Title: Re: Police State - Official Thread
Post by: Soul Crusher on December 30, 2011, 08:54:01 AM
Wake deputy kills dog while searching for runaway teen (another 'isolated incident')
WRAL (Raleigh-Durham) ^ | December 29, 2011 | Beau Minnick




A Wake County sheriff’s deputy shot and killed a couple’s 3-year-old dog Wednesday night while searching for a runaway teenager.

John and Linda Super say two deputies came to their home on King Circle, looking for a 15-year-old neighbor who had run away and had often spent time with them.

One of the couple’s dogs, Elvis, forced his way out the front door and ran outside as the couple talked to the deputies, they said. One of the deputies shot Elvis twice, including once in the back of the head, killing him, according to the Supers.

“All we’ve got is a dead dog and a lot of questions that need answers,” Linda Super said. “(Elvis) came running out, never bothered a soul, never opened his mouth, never woofed or nothing when he came out the door.”

Wake County Sheriff Donnie Harrison said the deputy, Roderick Belfield, said the dog was barking and running towards him.
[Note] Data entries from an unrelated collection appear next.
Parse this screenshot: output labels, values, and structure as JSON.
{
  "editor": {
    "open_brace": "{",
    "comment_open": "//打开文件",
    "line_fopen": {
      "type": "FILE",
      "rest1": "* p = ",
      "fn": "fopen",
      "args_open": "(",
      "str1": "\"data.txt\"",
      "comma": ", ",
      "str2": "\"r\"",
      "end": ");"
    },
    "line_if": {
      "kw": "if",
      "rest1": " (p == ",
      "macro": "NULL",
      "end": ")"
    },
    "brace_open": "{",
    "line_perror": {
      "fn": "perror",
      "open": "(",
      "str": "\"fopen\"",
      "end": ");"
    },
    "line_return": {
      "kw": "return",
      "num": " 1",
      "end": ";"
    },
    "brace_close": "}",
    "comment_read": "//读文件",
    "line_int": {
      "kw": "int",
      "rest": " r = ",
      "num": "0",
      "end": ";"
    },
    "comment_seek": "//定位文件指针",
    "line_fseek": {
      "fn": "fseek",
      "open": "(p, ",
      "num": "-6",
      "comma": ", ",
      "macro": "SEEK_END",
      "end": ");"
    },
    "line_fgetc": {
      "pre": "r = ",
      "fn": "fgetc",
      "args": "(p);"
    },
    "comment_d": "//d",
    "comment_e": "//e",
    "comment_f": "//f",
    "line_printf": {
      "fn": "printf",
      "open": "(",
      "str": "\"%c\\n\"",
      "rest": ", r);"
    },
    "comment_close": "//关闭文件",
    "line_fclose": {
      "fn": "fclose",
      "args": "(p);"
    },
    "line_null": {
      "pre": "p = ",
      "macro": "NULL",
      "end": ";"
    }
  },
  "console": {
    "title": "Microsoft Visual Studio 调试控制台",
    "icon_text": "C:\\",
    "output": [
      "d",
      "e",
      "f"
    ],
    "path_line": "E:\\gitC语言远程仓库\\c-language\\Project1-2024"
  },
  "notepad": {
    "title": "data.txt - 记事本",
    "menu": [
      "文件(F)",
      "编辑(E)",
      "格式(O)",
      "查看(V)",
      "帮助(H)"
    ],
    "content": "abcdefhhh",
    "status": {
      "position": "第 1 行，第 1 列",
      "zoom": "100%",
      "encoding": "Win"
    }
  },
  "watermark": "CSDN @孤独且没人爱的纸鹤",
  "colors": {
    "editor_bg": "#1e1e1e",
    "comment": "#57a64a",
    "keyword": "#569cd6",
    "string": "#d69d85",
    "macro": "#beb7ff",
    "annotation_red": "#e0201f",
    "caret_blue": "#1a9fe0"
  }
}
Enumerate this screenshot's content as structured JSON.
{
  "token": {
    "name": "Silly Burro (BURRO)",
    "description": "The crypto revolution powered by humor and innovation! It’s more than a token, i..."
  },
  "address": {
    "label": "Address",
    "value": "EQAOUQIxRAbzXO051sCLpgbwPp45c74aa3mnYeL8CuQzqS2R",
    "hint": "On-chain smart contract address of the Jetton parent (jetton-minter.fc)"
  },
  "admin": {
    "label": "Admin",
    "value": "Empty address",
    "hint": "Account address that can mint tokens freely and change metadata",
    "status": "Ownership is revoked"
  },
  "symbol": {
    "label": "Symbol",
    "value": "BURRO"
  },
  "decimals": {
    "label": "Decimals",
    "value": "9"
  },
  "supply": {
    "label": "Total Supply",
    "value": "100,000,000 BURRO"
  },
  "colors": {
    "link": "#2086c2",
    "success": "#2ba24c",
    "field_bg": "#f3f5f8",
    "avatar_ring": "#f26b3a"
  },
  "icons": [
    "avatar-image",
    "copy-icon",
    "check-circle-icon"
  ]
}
Belfield will not be punished for shooting the dog.

--SNIP--

Harrison said he is investigating whether Belfield or the other deputy, Kenneth Edward Kay, used profanity while subduing John Super, who was upset after the shooting. John Super says the deputies were rough with him.

One of the runaway teen's guardians said Elvis was "vicious" and had lunged for the deputy, something the Supers dispute

“(Elvis) was my fourth child,” Linda Super said. “He was like the center of our lives.”